2012-09-10 Thread Ask Bjørn Hansen

On Sep 10, 2012, at 15:07, Kurt Roeckx k...@roeckx.be wrote:

 I'm not sure Debian wants to run ntp.debian.org.  We would need to
 ask people to donate resources for that, and the pool project
 already exists for that.

Indeed!  Sorry I wasn't clear.  The NTP Pool system can work on other domains 
than pool.ntp.org, so with a few NS pointers *.ntp.debian.org could be the NTP 
Pool but only including hosts configured and monitored to the debian 
specifications (including autokey etc as appropriate).

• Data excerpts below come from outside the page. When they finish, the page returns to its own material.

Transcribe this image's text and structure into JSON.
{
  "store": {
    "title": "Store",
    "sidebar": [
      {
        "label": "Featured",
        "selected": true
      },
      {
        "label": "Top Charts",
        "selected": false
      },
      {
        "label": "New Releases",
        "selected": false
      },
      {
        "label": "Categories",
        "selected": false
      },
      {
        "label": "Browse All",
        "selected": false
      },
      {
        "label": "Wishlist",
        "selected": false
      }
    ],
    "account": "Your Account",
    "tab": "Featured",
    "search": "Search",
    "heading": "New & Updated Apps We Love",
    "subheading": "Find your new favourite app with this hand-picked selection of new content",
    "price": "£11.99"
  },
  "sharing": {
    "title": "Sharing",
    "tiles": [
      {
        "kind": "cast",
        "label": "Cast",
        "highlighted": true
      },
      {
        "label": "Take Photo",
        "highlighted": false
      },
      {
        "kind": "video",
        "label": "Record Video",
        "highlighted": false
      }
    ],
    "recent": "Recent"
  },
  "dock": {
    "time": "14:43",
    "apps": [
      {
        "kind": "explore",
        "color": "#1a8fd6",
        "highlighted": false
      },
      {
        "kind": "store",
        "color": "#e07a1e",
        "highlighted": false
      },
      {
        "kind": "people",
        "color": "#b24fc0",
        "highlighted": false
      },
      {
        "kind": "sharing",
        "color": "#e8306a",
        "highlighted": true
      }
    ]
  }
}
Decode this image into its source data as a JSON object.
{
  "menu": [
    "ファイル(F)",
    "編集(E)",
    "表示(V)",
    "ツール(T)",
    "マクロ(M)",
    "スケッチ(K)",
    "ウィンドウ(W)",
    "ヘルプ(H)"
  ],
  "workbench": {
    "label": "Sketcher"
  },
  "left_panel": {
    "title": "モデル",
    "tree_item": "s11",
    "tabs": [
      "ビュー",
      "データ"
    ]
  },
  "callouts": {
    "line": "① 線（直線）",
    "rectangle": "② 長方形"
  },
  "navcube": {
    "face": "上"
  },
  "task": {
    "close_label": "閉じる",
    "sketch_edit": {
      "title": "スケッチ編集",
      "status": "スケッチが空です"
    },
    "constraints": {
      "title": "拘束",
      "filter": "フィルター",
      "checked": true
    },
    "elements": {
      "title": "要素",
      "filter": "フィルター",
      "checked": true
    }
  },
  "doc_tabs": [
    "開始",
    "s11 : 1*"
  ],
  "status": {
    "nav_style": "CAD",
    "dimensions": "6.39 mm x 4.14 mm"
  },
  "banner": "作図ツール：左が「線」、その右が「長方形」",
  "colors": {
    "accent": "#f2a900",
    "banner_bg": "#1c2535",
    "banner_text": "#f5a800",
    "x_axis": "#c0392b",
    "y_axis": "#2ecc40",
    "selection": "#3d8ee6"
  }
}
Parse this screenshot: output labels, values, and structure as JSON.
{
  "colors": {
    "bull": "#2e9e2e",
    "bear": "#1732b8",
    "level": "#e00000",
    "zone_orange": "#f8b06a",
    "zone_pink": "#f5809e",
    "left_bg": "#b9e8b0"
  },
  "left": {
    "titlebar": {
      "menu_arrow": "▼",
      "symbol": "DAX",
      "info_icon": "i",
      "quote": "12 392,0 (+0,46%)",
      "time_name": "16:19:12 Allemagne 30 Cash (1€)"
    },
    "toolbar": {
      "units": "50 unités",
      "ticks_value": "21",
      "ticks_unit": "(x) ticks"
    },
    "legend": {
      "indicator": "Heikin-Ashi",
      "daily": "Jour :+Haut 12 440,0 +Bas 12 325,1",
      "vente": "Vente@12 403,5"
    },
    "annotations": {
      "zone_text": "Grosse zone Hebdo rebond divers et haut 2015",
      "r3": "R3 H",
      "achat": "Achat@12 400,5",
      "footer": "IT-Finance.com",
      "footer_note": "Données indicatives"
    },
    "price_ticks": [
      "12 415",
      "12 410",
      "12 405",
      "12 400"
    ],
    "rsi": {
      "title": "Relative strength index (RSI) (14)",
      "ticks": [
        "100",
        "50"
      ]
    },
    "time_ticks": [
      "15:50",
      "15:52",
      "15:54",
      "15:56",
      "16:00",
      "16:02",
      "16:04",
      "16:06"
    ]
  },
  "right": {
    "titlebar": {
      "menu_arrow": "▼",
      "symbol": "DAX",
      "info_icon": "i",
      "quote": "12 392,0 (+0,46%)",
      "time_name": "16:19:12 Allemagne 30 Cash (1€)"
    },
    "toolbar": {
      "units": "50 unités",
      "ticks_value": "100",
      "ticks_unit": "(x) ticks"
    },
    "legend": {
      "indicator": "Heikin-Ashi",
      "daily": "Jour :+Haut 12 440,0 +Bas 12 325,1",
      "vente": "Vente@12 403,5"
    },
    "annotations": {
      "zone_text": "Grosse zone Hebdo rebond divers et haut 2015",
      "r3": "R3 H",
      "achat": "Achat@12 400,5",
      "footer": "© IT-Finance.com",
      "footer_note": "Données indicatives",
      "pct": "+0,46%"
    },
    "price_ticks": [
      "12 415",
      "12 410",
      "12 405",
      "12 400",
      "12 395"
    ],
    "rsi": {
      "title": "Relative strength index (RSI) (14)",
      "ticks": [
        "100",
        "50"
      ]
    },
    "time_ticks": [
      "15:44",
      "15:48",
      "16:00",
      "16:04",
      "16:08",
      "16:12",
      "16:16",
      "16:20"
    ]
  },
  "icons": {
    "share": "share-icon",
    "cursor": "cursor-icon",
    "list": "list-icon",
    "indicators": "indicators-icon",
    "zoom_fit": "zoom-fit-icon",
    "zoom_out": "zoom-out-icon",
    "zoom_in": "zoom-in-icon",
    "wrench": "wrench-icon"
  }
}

Then the pool system can still do the monitoring, automatically update DNS, 
point clients to nearby servers, etc.

[...]
 So my understanding of things is that even if we also had
 a way to distribute all the public keys, you still can't
 get it to work as you need to provide each client with
 a secret key.
 
 I think what first needs to be done is have an autokey
 implementation that either doesn't need a private key for
 each client but is secure or doesn't need state on the
 server side for each client.

Indeed; I thought ntpd had a public key encryption scheme where we just need 
the secret key on the server[1] and the public key can be general for all 
Debian users.  (I think that's the 'autokey' scheme -- the 
trustedkey/requestkey stuff is where you share a secret between client and 
server).


Ask

[1] But those servers obviously have to be run by especially trusted people as 
they need to know the secret and be okay with the increased resource 
requirements etc.  I figure in the Debian community you could find/pick a few 
dozen servers suitable for that which likely would be enough.